Arthur Renwick, a participating member of the Haisla First Nation and Gallery 44, was born and raised in Kitimat, British Columbia. He is a graduate of Emily Carr College of Art and Design in Vancouver (1989) and received an MFA from Concordia University in Montreal (1993). He has curated art exhibitions at The Power Plant in Toronto and the Canadian Museum of Civilization in Ottawa. His artwork has exhibited nationally andinternationally, and is represented in many private and public collections, including the Department of Foreign Affairs and the National Gallery of Canada. Currently, he resides in Toronto and teaches part-time at the Ontario College of Art and Design. His artwork is represented by Leo Kamen Gallery.

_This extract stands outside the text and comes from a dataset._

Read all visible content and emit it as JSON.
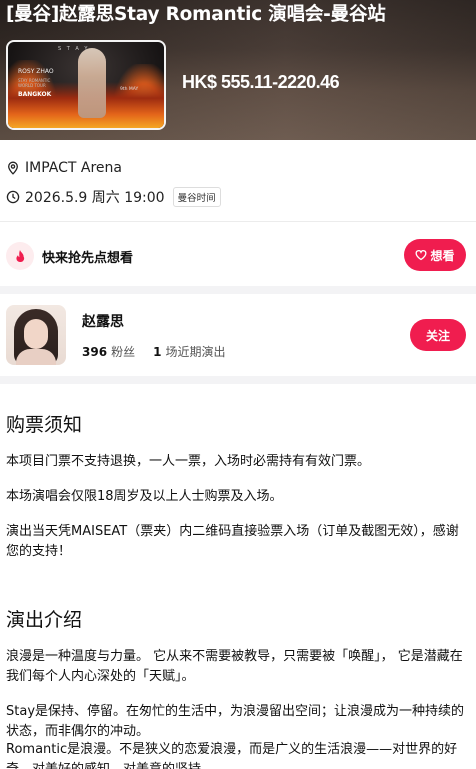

Jeffrey M. Thomas is an Iroquois/Onondaga photographer, curator, and cultural analyst, born in Buffalo, New York and now living in Ottawa. His personal photographic practice is concerned with showing the perspective of an urban Iroquoian person. Thomas’s research explores various historical cultural resources in order to bring voices, stories, and perspectives into the present. He is also an internationally-recognized consultant in the interpretation of historical and contemporary aboriginal cultural materials. His work involves close readings of anthropological photographs and practices, as well as the recovery of cultural identity. He has works in major collections in Canada, the United States, and Europe including such institutions as the National Gallery of Canada’s Museum of Contemporary Photography, the Smithsonian Museum of the American Indian, and the Musée de l’Elysée in Lausanne.